Todas estas derivaciones científicas de la filosofía griega serían muy bien acogidas en el siglo iii a. C. por los pensadores de Alejandría, mundo heleno en Egipto muy entregado al comercio y otras tareas de la economía, lo que precisaba planteamientos más prácticos. Lo que en Atenas era analizar, en esta bulliciosa ciudad era aplicar: entender para facilitar, desarrollar para ir más deprisa. Terreno abonado para aquellos investigadores más inclinados hacia la ciencia. Por ahí se removían los requerimientos de la boyante industria de los metales y sus aleaciones. Por ahí se auparían los principios de la química.
De la gran ciudad-puerto surgen Euclides y sus amplios y clarificantes escritos sobre geometría, que serán la biblia de esta ciencia hasta el siglo xix. Como igualmente sucederá con muchas de las fórmulas de Arquímedes, otro sabio alejandrino, que halló la manera de calcular el área de superficie y el volumen de esferas y cilindros. Sus libros e inventos continuarían siendo muy inspiradores.

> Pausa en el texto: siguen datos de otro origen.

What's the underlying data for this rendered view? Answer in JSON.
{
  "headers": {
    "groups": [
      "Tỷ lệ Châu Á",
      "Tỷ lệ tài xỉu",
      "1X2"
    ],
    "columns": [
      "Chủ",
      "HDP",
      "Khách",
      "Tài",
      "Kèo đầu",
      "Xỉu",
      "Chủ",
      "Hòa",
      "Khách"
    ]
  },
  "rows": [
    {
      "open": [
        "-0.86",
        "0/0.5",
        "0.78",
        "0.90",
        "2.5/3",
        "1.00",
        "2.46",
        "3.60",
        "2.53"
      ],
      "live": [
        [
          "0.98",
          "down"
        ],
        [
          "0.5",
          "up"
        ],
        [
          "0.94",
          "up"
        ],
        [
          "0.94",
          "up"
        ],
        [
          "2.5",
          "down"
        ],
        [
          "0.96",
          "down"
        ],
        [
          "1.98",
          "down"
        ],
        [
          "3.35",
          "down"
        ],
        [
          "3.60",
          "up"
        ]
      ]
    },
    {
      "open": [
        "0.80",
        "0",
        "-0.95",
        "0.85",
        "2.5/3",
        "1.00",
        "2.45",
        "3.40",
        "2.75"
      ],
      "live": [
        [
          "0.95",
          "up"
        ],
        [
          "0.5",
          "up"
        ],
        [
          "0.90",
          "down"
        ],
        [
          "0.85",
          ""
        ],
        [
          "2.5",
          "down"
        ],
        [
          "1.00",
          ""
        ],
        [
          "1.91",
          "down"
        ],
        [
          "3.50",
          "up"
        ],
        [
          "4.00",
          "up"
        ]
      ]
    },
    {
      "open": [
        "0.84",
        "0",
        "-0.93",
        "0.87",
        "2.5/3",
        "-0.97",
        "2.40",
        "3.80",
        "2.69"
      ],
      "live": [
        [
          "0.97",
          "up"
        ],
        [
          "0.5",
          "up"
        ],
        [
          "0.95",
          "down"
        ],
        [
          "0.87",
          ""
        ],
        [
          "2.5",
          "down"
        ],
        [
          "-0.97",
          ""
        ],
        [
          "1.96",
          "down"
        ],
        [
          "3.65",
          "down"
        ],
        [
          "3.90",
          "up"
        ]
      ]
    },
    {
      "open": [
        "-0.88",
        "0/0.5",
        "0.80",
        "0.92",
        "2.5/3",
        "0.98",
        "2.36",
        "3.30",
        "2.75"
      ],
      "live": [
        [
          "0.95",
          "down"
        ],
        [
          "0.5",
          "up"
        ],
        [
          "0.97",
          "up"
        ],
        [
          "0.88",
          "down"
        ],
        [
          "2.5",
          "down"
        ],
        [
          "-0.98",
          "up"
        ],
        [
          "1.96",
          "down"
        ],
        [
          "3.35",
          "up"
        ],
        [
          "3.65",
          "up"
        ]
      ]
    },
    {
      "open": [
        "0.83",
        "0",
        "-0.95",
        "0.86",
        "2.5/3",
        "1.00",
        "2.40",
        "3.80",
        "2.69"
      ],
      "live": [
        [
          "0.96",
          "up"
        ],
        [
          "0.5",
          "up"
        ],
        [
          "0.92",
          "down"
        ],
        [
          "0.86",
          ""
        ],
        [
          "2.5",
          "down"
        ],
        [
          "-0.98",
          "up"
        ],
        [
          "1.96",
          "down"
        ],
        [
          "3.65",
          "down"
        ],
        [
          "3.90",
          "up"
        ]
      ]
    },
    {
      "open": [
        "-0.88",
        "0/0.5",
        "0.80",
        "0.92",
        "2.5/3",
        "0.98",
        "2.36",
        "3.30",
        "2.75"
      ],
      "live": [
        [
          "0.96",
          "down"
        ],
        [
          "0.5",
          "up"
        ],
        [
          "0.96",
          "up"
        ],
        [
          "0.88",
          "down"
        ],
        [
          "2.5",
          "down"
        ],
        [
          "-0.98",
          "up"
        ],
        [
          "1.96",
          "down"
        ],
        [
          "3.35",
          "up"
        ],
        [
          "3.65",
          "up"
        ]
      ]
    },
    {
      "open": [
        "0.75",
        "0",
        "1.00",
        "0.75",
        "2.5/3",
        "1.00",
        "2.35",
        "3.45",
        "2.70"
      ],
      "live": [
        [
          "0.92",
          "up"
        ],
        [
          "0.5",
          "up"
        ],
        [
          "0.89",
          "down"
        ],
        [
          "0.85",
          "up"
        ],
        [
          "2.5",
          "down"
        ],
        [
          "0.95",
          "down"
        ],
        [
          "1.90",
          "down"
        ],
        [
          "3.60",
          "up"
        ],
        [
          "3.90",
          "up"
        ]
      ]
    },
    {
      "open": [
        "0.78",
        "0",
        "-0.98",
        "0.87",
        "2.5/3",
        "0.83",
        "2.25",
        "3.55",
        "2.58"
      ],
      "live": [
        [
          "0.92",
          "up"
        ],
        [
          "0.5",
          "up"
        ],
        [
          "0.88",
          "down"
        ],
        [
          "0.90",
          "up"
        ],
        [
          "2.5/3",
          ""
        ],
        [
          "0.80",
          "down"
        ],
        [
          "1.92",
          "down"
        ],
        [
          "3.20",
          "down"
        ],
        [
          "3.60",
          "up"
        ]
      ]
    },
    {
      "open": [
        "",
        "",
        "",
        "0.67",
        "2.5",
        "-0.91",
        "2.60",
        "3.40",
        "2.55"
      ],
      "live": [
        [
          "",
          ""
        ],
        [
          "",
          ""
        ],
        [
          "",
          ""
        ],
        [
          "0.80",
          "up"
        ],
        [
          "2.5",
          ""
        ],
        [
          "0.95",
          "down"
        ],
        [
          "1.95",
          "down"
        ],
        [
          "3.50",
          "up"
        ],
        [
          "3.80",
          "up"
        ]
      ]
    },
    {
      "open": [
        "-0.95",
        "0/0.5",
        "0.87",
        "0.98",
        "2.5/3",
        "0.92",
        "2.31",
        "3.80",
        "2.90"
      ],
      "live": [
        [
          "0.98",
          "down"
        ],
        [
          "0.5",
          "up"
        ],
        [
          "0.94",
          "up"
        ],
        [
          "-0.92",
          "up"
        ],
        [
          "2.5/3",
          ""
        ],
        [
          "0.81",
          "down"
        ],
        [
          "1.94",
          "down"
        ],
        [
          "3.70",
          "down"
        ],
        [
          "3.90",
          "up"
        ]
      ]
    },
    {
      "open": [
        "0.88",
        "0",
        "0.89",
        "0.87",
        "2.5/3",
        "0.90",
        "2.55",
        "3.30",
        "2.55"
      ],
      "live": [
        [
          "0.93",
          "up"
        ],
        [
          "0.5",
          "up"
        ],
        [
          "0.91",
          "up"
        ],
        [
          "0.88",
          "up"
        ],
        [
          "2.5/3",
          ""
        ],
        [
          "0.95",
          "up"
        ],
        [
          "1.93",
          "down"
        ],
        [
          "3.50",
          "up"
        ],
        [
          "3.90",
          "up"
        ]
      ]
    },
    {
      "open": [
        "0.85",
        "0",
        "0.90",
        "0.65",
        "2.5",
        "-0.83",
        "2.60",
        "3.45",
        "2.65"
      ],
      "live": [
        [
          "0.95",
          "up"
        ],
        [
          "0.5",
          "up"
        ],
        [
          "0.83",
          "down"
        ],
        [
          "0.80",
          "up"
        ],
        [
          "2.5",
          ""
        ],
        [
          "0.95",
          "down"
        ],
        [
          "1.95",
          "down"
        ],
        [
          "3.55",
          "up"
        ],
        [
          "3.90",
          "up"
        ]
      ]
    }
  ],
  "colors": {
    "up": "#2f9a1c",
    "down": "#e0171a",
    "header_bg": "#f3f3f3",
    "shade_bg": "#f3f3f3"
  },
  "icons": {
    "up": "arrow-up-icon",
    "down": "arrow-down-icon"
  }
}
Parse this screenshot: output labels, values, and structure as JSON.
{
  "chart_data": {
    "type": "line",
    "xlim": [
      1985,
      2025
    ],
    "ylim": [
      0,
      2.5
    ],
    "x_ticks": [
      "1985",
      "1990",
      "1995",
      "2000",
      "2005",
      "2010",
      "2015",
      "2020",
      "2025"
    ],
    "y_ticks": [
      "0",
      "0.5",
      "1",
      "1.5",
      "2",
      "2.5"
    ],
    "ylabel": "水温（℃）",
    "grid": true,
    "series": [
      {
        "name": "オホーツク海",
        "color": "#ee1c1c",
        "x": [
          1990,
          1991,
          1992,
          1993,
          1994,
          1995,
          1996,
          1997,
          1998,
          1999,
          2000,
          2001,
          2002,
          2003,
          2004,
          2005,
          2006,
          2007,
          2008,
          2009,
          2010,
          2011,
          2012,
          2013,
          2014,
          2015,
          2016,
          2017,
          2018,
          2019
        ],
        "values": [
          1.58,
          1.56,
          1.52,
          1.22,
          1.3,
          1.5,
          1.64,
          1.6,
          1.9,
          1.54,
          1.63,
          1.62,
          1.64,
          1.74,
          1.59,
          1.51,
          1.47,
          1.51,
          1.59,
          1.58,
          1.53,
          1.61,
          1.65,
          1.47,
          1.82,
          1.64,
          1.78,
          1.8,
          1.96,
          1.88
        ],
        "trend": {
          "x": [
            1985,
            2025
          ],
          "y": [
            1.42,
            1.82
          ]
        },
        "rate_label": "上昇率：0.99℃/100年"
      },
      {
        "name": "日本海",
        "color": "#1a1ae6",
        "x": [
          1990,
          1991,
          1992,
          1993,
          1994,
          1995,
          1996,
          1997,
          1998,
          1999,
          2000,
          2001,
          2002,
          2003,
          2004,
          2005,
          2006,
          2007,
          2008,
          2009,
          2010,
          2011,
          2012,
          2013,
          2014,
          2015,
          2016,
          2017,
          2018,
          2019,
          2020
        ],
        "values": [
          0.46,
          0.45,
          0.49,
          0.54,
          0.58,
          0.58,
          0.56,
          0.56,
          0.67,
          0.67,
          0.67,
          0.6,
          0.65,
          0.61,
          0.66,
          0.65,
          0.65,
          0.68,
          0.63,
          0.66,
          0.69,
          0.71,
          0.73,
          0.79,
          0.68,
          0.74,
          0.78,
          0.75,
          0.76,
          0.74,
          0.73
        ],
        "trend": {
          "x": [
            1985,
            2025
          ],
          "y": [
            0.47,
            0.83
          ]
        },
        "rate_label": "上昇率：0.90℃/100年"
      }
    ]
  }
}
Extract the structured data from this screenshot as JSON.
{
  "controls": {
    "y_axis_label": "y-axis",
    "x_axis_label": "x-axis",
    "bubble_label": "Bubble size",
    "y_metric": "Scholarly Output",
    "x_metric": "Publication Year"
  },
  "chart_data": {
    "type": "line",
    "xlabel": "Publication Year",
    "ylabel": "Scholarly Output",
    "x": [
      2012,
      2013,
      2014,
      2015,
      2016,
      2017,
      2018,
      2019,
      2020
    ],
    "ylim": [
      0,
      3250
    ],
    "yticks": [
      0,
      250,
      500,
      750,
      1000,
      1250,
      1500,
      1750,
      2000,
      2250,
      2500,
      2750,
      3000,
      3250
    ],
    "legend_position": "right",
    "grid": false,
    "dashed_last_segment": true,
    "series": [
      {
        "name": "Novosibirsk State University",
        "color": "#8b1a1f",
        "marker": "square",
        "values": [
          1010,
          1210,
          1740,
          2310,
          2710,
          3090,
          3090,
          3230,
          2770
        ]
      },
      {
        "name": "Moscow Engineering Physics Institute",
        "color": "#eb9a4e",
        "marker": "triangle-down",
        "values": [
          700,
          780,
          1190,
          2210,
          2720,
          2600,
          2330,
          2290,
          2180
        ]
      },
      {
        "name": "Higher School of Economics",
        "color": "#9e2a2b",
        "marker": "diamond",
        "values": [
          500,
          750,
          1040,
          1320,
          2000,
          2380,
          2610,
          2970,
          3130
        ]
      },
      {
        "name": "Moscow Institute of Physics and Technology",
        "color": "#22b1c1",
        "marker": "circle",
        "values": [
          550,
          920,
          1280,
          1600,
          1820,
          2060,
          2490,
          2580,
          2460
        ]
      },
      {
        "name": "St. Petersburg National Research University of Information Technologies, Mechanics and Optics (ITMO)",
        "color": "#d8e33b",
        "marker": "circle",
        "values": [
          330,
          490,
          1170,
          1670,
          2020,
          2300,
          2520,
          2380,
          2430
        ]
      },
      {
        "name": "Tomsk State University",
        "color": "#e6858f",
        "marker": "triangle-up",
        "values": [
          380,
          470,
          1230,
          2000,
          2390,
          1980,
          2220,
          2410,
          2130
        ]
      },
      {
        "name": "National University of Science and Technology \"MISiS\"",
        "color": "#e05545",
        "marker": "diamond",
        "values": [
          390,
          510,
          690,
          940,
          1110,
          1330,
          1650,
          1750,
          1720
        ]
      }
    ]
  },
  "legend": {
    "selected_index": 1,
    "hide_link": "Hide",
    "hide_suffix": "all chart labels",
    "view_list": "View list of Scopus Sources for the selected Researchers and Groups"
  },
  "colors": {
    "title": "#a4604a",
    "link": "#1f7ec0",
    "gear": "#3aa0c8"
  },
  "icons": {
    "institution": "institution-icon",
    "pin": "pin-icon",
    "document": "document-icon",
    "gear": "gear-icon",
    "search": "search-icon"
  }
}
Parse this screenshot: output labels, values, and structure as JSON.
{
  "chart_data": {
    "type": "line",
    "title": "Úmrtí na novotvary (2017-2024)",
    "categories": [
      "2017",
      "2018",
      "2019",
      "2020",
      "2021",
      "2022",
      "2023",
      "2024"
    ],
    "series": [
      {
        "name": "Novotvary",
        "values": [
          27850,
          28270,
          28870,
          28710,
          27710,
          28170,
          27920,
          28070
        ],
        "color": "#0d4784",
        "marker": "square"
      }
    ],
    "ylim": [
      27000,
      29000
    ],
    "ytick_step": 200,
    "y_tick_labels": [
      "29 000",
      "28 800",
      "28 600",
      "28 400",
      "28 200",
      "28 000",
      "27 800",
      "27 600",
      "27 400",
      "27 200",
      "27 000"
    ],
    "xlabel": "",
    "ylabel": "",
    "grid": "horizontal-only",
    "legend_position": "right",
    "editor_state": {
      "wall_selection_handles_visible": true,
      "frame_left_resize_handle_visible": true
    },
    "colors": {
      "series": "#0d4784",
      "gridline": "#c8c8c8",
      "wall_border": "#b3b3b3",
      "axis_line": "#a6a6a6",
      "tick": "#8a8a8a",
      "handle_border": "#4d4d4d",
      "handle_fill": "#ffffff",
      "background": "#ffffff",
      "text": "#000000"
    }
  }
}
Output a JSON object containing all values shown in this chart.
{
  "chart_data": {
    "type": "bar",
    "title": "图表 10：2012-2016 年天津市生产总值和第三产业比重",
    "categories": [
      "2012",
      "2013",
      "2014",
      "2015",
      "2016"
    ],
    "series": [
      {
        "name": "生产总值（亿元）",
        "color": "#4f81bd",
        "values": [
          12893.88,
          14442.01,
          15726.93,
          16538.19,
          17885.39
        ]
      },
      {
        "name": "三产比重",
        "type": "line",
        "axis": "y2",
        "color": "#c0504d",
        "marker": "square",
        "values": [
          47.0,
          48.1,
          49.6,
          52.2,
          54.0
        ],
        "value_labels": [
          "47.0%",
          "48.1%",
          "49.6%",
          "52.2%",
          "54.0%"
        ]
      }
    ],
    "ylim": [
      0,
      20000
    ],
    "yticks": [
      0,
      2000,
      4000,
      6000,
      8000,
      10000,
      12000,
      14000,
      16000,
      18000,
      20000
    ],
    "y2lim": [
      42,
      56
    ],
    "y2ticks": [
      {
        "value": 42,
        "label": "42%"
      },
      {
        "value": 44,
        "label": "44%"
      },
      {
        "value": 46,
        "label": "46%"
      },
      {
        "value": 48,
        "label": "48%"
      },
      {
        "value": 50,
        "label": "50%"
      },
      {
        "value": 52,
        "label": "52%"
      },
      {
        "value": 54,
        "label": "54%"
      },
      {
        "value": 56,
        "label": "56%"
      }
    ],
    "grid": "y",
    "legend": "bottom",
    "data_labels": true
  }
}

De geometría y del mismo tiempo es el trabajo conocido de Aristarco en su isla de Samos. De él se afirma que, tras llevar a cabo varios estudios de astronomía, llegó a la inopinada y «escandalosa» conclusión de que la Tierra gira alrededor del Sol, idea por la que estuvo a punto de ser procesado. Ciertamente Copérnico, tiempo después, lo citaría como el primero que tuvo la «idea correcta».

La criba de Eratóstenes
Todos estos temas y anatemas circularían por los pasillos del Museo de Alejandría, donde Eratóstenes tenía el cargo de bibliotecario. Gran amigo de Arquímedes, este matemático, astrónomo y geógrafo aplicó su ingenio a diseñar un mapa de las estrellas o a la búsqueda de los números primos, para lo que utilizaría un método que todavía se conoce como la criba de Eratóstenes. Su logro más reconocido, no obstante, es el cálculo de la circunferencia de la Tierra, al que llegaría gracias a ser capaz de medir la inclinación de los rayos del sol. En el proceso, inventaría un aparato de medición astronómica llamado esfera armilar, que permaneció en uso hasta el siglo xvii. Asimismo, elaboró varios mapas y esbozó los conceptos de longitud y latitud.
Y ya estaban por ahí los romanos dominando el mundo. Y todos estos avances del pensamiento continuarían a la cabeza de la cultura, si bien poco evolucionaron: los dueños del Mare Nostrum los dieron todos por axioma y se dedicaron a lo suyo, que era lo práctico. Lo peor vendría tras ellos: el olvido de lo aprendido, la pérdida de muchos documentos, el atraso descomunal. Condena inicua y ostracismo fatal por siglos y siglos.